No, YouTube.TV isn’t going to replace broadcast television. It’s New Coke
I recently learned that in Scottish dialect the word “tube” is quite the insult – an idiot – and that when YouTube was first launched, many got the wrong end of the stick.
“It’s on you tube!” could quite easily be interpreted as an invitation to fight.
12 years later and as far as established media goes, “YouTube” rolls off the tongue in the same breath as “newspaper,” “radio,” or “television”. But on that last point, it will always be a complement to, not a replacement for, our beloved box.
News last week that the site is now racking up a staggering billion hours of views every day sent columnists into a flurry: Americans watch 1.25 billion hours of TV a day, so clearly, they said, YouTube was ringing the death knell for traditional broadcast media.
Of course this is a fallacy. We must remind our Stateside cousins that there is, unbelievably, a whole world outside of America, and the YouTube figures are global.
Video killed the TV star?
We’re watching more content than ever – YouTube can be proud of its success in that regard. But in the same week, not coincidentally I’m sure, it announced the launch of its 40 channel paid subscription TV bundle. The likes of ABC, Fox, and ESPN are on board – described modestly as the “future of TV consumption”.
But it’s not the future, it’s a glorified Freeview box you can put in your pocket. It livestreams broadcast TV channels, upon which YouTube has no influence over advertising. It’s an ambitious attempt to provide alternative income to its ad-funded model in the age of ad-blockers. But with such a limited scope of programming, and the Pay TV penetration rate still at 82 per cent in the States, why would consumers go elsewhere?
The possibility of accessing broadcast on the go is novel, but have no doubt, like Instagram to Snapchat, cable networks will wise up and offer a near identical service as part of their 9,000 channel package deals.
If it ain’t broke, don’t fix it
Parking its tanks on the lawn of broadcast TV is irritating, not a threat. YouTube is already good at what it does, and will continue to be so. But its success has been driven by offering a unique product, not emulating an old one. It’s the paragon of short form, user generated content, and stuff you can’t find elsewhere. TV is everything YouTube is not: network-exclusive, long form films with exuberant budgets and household names. No one over the age of 15 watches PewDiePie.

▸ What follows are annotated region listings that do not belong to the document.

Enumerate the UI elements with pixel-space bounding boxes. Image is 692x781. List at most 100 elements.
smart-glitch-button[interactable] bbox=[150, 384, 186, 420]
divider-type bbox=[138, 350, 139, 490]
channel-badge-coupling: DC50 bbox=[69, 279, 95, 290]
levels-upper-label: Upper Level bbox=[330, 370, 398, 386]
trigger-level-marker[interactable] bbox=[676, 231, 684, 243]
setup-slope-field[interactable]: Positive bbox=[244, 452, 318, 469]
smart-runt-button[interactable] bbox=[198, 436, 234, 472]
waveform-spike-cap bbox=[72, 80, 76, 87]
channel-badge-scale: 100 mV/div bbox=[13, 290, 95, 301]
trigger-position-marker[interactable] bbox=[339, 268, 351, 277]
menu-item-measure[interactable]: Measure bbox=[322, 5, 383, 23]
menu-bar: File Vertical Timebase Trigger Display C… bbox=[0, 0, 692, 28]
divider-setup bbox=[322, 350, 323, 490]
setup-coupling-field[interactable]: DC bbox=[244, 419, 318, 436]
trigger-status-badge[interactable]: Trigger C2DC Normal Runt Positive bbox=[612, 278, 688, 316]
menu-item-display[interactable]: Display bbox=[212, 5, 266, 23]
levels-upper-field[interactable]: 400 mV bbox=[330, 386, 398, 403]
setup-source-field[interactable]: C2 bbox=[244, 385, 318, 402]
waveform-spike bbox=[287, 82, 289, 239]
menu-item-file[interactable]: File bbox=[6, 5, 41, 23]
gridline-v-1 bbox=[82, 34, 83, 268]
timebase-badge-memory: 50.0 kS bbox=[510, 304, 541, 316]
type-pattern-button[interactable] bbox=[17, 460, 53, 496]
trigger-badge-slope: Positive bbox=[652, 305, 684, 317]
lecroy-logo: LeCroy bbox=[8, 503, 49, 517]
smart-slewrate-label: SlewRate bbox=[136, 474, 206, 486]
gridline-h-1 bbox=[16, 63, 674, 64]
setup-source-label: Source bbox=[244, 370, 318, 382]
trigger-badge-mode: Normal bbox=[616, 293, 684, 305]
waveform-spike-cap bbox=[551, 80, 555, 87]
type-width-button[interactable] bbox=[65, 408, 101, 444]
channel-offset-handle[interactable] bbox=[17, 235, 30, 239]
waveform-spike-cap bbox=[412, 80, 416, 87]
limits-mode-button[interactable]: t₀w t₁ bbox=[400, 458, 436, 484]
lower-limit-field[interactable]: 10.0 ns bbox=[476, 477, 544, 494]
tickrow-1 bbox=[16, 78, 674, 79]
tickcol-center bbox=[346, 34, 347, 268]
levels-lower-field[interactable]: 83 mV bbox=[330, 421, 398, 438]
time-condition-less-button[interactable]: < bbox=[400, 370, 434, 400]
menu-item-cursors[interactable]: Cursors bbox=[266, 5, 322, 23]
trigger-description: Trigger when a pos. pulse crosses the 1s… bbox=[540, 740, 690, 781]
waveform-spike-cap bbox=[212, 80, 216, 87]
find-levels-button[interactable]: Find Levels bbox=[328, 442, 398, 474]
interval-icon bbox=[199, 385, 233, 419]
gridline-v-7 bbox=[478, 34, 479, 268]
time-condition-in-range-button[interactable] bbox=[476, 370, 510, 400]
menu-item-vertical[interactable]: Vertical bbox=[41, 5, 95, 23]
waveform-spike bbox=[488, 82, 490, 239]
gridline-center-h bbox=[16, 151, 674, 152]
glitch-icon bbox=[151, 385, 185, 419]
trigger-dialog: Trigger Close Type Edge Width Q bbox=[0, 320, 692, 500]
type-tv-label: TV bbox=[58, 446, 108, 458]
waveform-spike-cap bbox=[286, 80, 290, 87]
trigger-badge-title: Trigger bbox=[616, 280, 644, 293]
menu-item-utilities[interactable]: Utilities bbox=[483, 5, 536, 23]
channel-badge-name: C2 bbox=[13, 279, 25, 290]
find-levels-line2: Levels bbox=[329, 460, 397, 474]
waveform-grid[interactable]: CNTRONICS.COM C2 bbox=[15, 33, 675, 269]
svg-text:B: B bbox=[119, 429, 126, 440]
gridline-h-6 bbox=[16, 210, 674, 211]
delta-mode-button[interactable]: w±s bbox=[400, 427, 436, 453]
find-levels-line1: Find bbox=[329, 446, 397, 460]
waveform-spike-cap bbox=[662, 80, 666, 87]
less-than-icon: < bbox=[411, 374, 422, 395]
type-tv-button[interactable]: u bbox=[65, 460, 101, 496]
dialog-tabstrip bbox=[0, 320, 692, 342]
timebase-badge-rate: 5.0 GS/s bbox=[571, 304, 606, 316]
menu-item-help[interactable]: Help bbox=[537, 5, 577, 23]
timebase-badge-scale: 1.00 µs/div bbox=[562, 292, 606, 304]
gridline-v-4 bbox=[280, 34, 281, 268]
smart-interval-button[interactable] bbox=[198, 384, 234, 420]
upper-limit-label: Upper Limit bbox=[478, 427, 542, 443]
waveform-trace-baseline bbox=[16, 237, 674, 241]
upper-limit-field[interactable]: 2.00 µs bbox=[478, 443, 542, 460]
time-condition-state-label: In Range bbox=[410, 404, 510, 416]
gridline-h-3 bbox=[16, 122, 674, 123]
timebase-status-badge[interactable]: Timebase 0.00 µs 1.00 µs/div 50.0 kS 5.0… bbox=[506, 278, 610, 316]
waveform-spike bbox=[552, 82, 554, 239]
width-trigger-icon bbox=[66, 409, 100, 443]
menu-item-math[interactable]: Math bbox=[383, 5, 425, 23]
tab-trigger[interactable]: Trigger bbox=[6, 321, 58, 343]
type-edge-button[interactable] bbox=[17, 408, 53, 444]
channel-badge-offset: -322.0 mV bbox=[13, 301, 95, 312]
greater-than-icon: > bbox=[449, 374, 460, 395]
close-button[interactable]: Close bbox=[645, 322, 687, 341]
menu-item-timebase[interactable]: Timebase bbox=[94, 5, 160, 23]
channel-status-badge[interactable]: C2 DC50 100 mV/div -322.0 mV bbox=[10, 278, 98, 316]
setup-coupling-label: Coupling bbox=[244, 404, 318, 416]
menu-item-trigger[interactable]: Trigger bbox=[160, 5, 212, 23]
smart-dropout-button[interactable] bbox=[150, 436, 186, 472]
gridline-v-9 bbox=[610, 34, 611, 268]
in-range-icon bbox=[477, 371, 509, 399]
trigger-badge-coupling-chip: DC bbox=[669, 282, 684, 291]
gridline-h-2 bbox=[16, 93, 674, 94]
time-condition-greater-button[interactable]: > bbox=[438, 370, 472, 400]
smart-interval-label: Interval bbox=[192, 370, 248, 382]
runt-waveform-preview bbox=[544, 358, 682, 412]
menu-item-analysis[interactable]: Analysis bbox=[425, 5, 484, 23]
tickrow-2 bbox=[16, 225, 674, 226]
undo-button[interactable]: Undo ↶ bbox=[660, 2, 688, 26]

The focus should be on improving its current product. While trying new things is paramount to the growth of any business, YouTube already has enough holes to patch. YouTube Red, where users can pay to use the site ad-free and access original on-demand content, has been, mostly, a flop. People won’t pay for what they can already get for free, and the content is feeble.
Entering a crowded and evolving space rarely pays off. Netflix, Amazon Prime, Hulu, Now TV – to name a few – are already light years ahead with cheaper subscription models offering original quality programming. YouTube failed to challenge these relatively young on-demand services, which makes taking on established television networks seem all the more futile.
Advertisers (for the foreseeable future) will always prefer traditional television because it’s tried, tested, and offers control. YouTube is the Wild West by comparison. Why run the risk of having your ad dumped next to an Isis recruitment video by dodgy programmatic when it can appear during Strictly?
YouTube is not replacing television any time soon. This is going to be New Coke for them, much like Google Glass, Google Plus and every other failed product. It’s too late in the game to start trying to take on the giants. To suggest otherwise, you’d have to be pure tube.
Elliott Haworth is business features writer at City A.M.